Individual IDG family based data sets (GPCR, Ion channels, Kinases, NRs, null-classes) have been compiled and is made available in the folder individual_class.

toxic_targets/GoldStandards.csv -This file contains curated information from WITHDRAWN database, implicating drug targets associated with withdrawn drugs around the world (rows where y=0). Together with the protein targets classified as Tclin in TCRD that are not associated with any withdrawn drugs (rows where y=1), they serves as our gold standards for denoting which targets have been implicated with drug adverse events and which have not.


Code Description:


Step1: SQL Query, Vector represention of targets, and Working Matrix

Step1_SQL_query_matrix_builder.R

This code queries each druggable target + additional targets identified via WITHDRAWN database from a local instance of TCRD MySQL database. It expands the feature set with each new target vector representation added.


Step2: Feature selection

analysis_code/DataMappingColsums.R

The file contains code for feature reduction. Since a large number of features contained zeros, we first removed the columns with less than 20 non-zero values (out of 1129 samples).

analysis_code/FeatureSelection.ipynb

This file contains code for feature selection codes (in python). We applied chi-square feature selection and filered out features with chi-square p-values of <0.05

Step2_prelim_prediction.R is used for preliminary randomForest model in R, for quickly testing our test sets.


Step 3: Predictive modeling of drug targets

analysis_code/combined_analysis_JA.R The files contains the modeling codes for L1-Logistic Regression (5-fold CV), Naive Bayes, Random Forrest based on cross validation.

analysis_code/SVM.R The file contains the modeling code for Support Vector Machine (Linear and Kernel).


Step 4: Future work (biologically validating the predicted targets)

future_work/predicting_drugs.R This code can be used to generate an adverse drug scoring system.

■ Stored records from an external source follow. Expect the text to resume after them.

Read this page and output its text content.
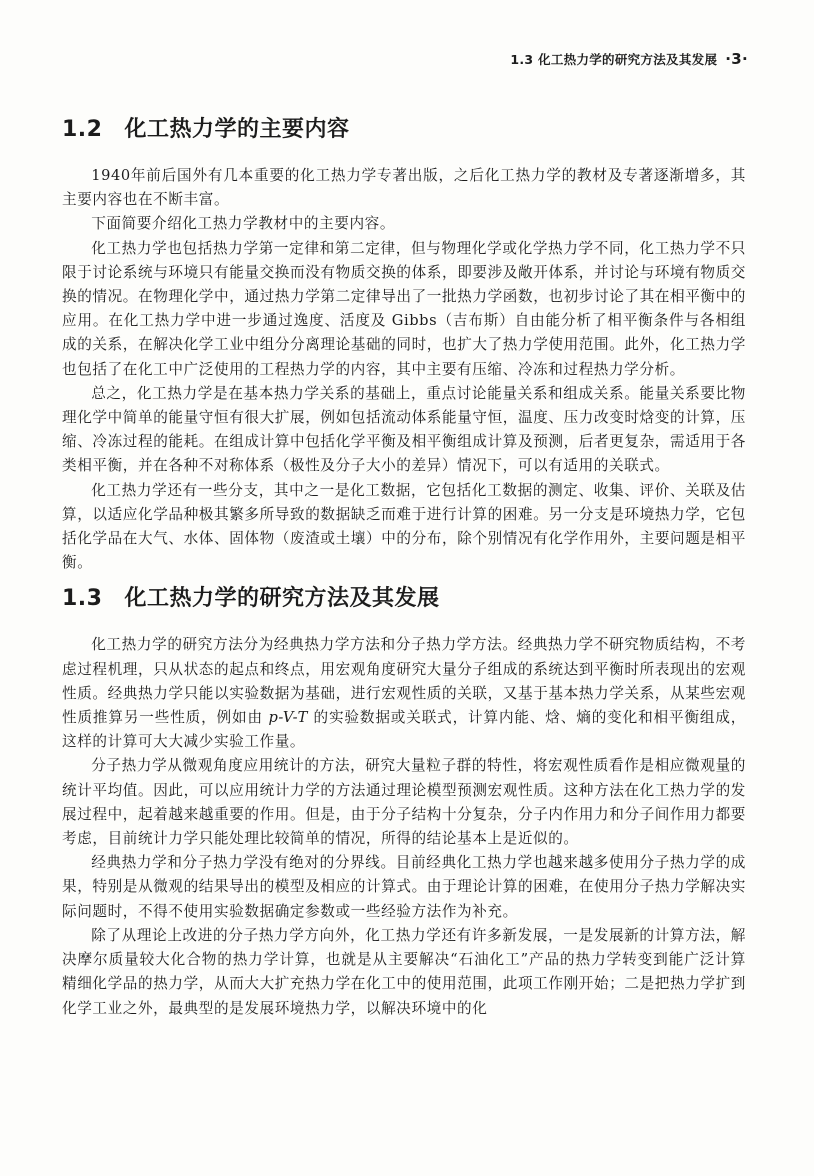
1.3 化工热力学的研究方法及其发展 ·3·
1.2 化工热力学的主要内容

1940年前后国外有几本重要的化工热力学专著出版，之后化工热力学的教材及专著逐渐增多，其主要内容也在不断丰富。

下面简要介绍化工热力学教材中的主要内容。

化工热力学也包括热力学第一定律和第二定律，但与物理化学或化学热力学不同，化工热力学不只限于讨论系统与环境只有能量交换而没有物质交换的体系，即要涉及敞开体系，并讨论与环境有物质交换的情况。在物理化学中，通过热力学第二定律导出了一批热力学函数，也初步讨论了其在相平衡中的应用。在化工热力学中进一步通过逸度、活度及 Gibbs（吉布斯）自由能分析了相平衡条件与各相组成的关系，在解决化学工业中组分分离理论基础的同时，也扩大了热力学使用范围。此外，化工热力学也包括了在化工中广泛使用的工程热力学的内容，其中主要有压缩、冷冻和过程热力学分析。

总之，化工热力学是在基本热力学关系的基础上，重点讨论能量关系和组成关系。能量关系要比物理化学中简单的能量守恒有很大扩展，例如包括流动体系能量守恒，温度、压力改变时焓变的计算，压缩、冷冻过程的能耗。在组成计算中包括化学平衡及相平衡组成计算及预测，后者更复杂，需适用于各类相平衡，并在各种不对称体系（极性及分子大小的差异）情况下，可以有适用的关联式。

化工热力学还有一些分支，其中之一是化工数据，它包括化工数据的测定、收集、评价、关联及估算，以适应化学品种极其繁多所导致的数据缺乏而难于进行计算的困难。另一分支是环境热力学，它包括化学品在大气、水体、固体物（废渣或土壤）中的分布，除个别情况有化学作用外，主要问题是相平衡。

1.3 化工热力学的研究方法及其发展

化工热力学的研究方法分为经典热力学方法和分子热力学方法。经典热力学不研究物质结构，不考虑过程机理，只从状态的起点和终点，用宏观角度研究大量分子组成的系统达到平衡时所表现出的宏观性质。经典热力学只能以实验数据为基础，进行宏观性质的关联，又基于基本热力学关系，从某些宏观性质推算另一些性质，例如由 p-V-T 的实验数据或关联式，计算内能、焓、熵的变化和相平衡组成，这样的计算可大大减少实验工作量。

分子热力学从微观角度应用统计的方法，研究大量粒子群的特性，将宏观性质看作是相应微观量的统计平均值。因此，可以应用统计力学的方法通过理论模型预测宏观性质。这种方法在化工热力学的发展过程中，起着越来越重要的作用。但是，由于分子结构十分复杂，分子内作用力和分子间作用力都要考虑，目前统计力学只能处理比较简单的情况，所得的结论基本上是近似的。

经典热力学和分子热力学没有绝对的分界线。目前经典化工热力学也越来越多使用分子热力学的成果，特别是从微观的结果导出的模型及相应的计算式。由于理论计算的困难，在使用分子热力学解决实际问题时，不得不使用实验数据确定参数或一些经验方法作为补充。

除了从理论上改进的分子热力学方向外，化工热力学还有许多新发展，一是发展新的计算方法，解决摩尔质量较大化合物的热力学计算，也就是从主要解决“石油化工”产品的热力学转变到能广泛计算精细化学品的热力学，从而大大扩充热力学在化工中的使用范围，此项工作刚开始；二是把热力学扩到化学工业之外，最典型的是发展环境热力学，以解决环境中的化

We query the entire TCRD database for drugs associated with targets (among the 2117 we predicted) predicted by our algorithm. We obtain a score using

Drug_prediction_score.csv is generated by compiling all targets predicted by a exploratory randomForest model, and compiling the following score:

Score = # of Predicted Adverse Targets - # of Predicted non-Adverse targets.

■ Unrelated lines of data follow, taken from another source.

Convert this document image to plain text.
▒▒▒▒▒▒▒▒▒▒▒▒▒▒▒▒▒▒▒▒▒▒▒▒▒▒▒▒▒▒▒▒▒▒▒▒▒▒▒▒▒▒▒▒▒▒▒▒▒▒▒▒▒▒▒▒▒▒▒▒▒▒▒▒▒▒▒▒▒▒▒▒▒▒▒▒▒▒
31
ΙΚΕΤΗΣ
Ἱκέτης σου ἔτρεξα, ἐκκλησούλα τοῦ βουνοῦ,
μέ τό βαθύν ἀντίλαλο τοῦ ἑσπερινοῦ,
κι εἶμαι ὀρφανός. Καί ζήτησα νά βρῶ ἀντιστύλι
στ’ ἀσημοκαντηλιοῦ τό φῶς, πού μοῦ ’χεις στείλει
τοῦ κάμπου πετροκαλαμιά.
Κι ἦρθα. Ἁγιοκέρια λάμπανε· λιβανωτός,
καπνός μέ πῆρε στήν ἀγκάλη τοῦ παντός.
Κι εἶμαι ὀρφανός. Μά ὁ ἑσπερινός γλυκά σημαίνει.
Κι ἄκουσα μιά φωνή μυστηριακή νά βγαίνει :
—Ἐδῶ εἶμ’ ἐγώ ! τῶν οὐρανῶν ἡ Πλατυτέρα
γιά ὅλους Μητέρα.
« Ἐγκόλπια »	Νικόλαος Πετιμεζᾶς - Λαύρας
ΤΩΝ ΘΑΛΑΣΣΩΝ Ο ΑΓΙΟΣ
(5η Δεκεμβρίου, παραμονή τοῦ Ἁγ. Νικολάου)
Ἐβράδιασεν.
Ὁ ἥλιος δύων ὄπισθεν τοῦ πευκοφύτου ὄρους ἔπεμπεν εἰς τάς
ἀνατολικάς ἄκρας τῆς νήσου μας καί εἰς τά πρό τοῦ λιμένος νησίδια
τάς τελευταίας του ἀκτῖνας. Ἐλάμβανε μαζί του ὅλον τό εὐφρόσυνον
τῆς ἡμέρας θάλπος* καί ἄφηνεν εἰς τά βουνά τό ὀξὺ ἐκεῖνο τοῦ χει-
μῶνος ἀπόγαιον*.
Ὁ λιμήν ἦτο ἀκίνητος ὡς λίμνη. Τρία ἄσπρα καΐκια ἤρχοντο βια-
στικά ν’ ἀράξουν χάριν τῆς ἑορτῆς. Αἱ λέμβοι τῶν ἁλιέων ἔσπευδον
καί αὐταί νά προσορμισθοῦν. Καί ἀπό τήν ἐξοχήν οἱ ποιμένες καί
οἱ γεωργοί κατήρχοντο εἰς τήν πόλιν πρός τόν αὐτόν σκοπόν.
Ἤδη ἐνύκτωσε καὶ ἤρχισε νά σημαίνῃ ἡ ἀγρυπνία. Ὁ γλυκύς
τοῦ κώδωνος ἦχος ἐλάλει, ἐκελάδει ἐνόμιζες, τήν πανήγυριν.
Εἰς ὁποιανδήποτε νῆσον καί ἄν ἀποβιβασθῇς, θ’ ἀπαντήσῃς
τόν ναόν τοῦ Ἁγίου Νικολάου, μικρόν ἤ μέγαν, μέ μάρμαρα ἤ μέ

In which drugs with higest score we expect to have highest likelihood of being implicated with an adverse drug effect.

Future work

future_work/plot_playground.R This is an experimental file, used to generate exploratory heatmaps and network visualizations. It currently generates two plots:

heatmap.pdf is a demonstration of heatmaps with K-means clustering applied, showing similar targets based on our vector representation.

correlation_network.pdf is a visualization of correlation matrix of the features. Uninformative, but shows potential.


Results:

results

This folder contains our results and model performance and evaluations. Important feature lists are contained within this folder.